When U.S. Sen. Raphael Warnock and Herschel Walker reported their massive fundraising hauls last week, they weren’t just two candidates raising huge sums of money in Georgia.
They were two Black men in the Deep South busting campaign cash records in the race for U.S. Senate. Building on Stacey Abrams’ 2018 fundraising dominance, and taken together with multiple Black candidates in competitive races, 2022 is proving to be a breakthrough fundraising year for Black candidates in Georgia.
Warnock reported last week that he raised $13.6 million in the first three months of the year, more than any Senate candidate in history in the same time frame. He ended the quarter with $25.6 million in the bank.
Walker, for his part, reported raising $5.5 million for the quarter, dwarfing his four GOP rivals and bringing his total to more than $10 million raised for his campaign to challenge Warnock in November.
Along with Warnock and Walker, candidates of color up and down the ticket have posted fundraising results this year outpacing white candidates in the same races.
The leader of the pack, of course, was Stacey Abrams, who blasted out of the gates in her follow-up governor’s race by raising $9.2 million in the first two months of her campaign. That was $2 million more than Gov. Brian Kemp raised in six months for his own reelection race and exponentially more than former Sen. David Perdue’s primary challenge to Kemp. Perdue, a wealthy former CEO, raised just over $1 million in his first reporting period.
It’s not just the statewide races where Black candidates are making their mark. U.S. Rep. Lucy McBath is outraising U.S. Rep. Carolyn Bourdeaux in the 7th District, with $2.9 million in the bank compared to Bourdeaux’s $2.1 million in cash on hand.
Even more notable were Black candidates in two of Georgia’s most conservative congressional districts.
Army veteran Marcus Flowers, a Democrat, outraised U.S. Rep. Marjorie Taylor Green in her solidly conservative northwest Georgia district, with an astonishing $2.4 million raised in the first three months of 2022, compared to her $1.1 million. (Greene still has about $1 million more than Flowers in cash-on-hand and remains the overwhelming favorite in that race.)
Finally, in the 10th Congressional District east of Atlanta, former Democrat and current Trump-favorite Vernon Jones outraised his GOP primary competition in the first three months of the year, fueled by a Mar-a-Lago fundraiser hosted by Trump. Jones still lags behind trucking executive Mike Collins in cash-on-hand, but the money alone could help Jones make it a two-man race.
Fundraising is tough for just about every candidate. But it’s historically been harder for minority candidates, especially in the Deep South. Traditional sources of money like deep-pocketed friends and family were mostly available to traditional candidates — namely white men.

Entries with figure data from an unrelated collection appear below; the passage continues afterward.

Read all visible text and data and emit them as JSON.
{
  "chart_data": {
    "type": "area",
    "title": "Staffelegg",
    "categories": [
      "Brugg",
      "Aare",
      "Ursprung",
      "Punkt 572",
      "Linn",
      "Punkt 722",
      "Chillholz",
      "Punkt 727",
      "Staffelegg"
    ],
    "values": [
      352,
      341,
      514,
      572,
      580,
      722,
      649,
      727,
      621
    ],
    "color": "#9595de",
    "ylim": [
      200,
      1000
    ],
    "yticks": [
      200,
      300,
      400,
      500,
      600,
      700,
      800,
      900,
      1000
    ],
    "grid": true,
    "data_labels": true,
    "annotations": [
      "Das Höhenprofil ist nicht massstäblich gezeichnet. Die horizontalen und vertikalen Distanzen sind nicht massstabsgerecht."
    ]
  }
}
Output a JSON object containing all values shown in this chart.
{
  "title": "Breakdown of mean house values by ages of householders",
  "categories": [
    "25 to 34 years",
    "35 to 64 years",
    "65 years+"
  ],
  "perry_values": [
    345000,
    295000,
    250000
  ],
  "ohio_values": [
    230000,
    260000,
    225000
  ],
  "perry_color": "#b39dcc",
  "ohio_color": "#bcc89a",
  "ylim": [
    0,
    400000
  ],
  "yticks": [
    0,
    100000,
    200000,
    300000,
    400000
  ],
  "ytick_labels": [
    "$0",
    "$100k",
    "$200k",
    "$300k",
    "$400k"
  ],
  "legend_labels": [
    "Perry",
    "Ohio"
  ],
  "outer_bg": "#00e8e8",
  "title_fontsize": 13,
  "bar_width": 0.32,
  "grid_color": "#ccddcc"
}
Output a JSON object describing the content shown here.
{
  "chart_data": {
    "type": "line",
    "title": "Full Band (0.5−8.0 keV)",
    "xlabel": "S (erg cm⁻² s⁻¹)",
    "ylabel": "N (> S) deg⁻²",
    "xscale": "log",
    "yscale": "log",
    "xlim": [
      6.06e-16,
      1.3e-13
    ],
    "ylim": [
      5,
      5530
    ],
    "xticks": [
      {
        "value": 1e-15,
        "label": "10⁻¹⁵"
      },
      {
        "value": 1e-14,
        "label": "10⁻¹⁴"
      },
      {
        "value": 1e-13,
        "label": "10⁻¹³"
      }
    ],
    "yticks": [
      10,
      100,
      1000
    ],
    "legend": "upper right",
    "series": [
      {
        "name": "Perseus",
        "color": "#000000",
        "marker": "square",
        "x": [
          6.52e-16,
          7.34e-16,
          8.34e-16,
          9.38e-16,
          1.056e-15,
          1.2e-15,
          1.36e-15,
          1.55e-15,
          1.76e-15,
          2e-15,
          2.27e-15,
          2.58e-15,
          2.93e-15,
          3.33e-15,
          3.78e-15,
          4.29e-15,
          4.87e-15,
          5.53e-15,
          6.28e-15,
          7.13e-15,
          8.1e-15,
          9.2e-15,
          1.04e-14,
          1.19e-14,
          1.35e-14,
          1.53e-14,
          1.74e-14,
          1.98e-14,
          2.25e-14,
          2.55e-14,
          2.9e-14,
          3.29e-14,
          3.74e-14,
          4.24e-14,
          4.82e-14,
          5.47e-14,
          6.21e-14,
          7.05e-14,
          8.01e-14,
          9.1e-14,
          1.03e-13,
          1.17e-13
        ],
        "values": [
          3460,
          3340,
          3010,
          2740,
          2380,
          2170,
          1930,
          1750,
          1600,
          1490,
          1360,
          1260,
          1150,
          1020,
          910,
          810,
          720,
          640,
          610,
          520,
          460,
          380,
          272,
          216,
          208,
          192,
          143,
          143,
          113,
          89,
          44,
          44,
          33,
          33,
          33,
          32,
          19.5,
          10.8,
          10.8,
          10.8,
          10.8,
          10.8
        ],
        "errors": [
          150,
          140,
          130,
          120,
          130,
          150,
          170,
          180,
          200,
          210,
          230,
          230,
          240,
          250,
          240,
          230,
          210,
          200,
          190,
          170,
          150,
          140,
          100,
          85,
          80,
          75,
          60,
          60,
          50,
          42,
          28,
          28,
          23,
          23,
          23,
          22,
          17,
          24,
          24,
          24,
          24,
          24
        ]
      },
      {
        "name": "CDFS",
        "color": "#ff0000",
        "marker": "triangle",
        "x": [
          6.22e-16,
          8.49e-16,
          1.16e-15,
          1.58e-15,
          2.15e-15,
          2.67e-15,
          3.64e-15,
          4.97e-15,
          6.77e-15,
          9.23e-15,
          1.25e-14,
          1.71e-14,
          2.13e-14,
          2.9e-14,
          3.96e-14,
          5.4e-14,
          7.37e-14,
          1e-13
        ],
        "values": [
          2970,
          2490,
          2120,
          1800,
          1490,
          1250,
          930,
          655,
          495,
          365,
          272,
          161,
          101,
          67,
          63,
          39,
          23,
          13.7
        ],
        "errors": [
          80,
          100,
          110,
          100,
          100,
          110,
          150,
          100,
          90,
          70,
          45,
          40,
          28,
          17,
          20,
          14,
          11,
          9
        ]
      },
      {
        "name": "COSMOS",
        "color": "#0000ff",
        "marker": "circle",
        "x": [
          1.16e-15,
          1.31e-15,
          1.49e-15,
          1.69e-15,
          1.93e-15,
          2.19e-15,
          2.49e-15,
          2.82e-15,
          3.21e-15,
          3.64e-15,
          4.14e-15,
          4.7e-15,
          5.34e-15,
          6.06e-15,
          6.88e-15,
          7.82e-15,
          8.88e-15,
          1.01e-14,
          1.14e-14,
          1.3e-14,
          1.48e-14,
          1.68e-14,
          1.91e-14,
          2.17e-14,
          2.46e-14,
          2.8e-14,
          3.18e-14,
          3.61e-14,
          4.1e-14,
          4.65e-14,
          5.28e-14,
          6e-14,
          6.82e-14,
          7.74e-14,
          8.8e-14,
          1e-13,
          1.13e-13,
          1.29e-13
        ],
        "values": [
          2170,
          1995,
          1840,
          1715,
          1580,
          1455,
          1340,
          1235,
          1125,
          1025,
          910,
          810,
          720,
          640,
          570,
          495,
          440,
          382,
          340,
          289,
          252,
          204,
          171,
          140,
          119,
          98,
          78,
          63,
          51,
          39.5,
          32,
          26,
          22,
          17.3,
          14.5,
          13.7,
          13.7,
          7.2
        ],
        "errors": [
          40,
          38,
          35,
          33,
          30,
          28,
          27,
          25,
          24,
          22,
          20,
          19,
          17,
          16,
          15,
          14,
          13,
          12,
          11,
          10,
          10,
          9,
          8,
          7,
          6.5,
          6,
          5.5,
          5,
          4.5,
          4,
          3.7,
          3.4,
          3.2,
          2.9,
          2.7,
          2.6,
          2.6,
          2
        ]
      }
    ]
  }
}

But a combination of online fundraising, social media, and Georgia’s new status as a battleground state have combined to change the rules for all candidates. Black candidates, in particular, have been able to harness those changes to fuel their own campaigns.
Steve Leeds was on the national finance committee for Barack Obama in 2008. He points to that race, and Obama’s ability to expand the field for voters and donors as a sea change for Black candidates nationally.
“I think you have to look at Obama as being the real first person to have broad political contributions and a whole new wave of engaged people,” Leeds told me, “What we have seen since then is a growth of that by magnitude.”
Kristin Oblander has been a leading Democratic fundraiser in Georgia for the last 30 years, including for the late U.S. Rep. John Lewis.
She said changes in technology, in particular, have democratized candidates’ ability to spread their message and ask for donations, which had been especially helpful to candidates of color.
“Before it had been the more traditional fundraising, tapping into your personal professional networks, and that could be considered rather clubby,” she said. Digital fundraising for small-dollar donors also created a whole new way to make their voices heard.
“That’s almost how people vote, in a way,” she said. “Raphael Warnock had almost 200,000 people give him an average of $40. That’s not a club that’s a movement.”
While being able to raise money is crucial, even a huge pot of cash doesn’t guarantee a win.
In 2020, Jaime Harrison raised an astounding $57 million in his challenge to U.S. Sen. Lindsey Graham in South Carolina. But Harrison, a longtime staffer to U.S. Rep. James Clyburn, still lost to Graham in the end.
But so far in the 2022 cycle, more and more Black candidates in Georgia are setting themselves up for top-tier races in November.
Walker has told the story several times in interviews that one of the first questions he was asked by D.C. insiders in the run-up to his campaign was “Can you raise the money?”
The answer has been yes, he can raise the money. Can he win? That’s a question for another day.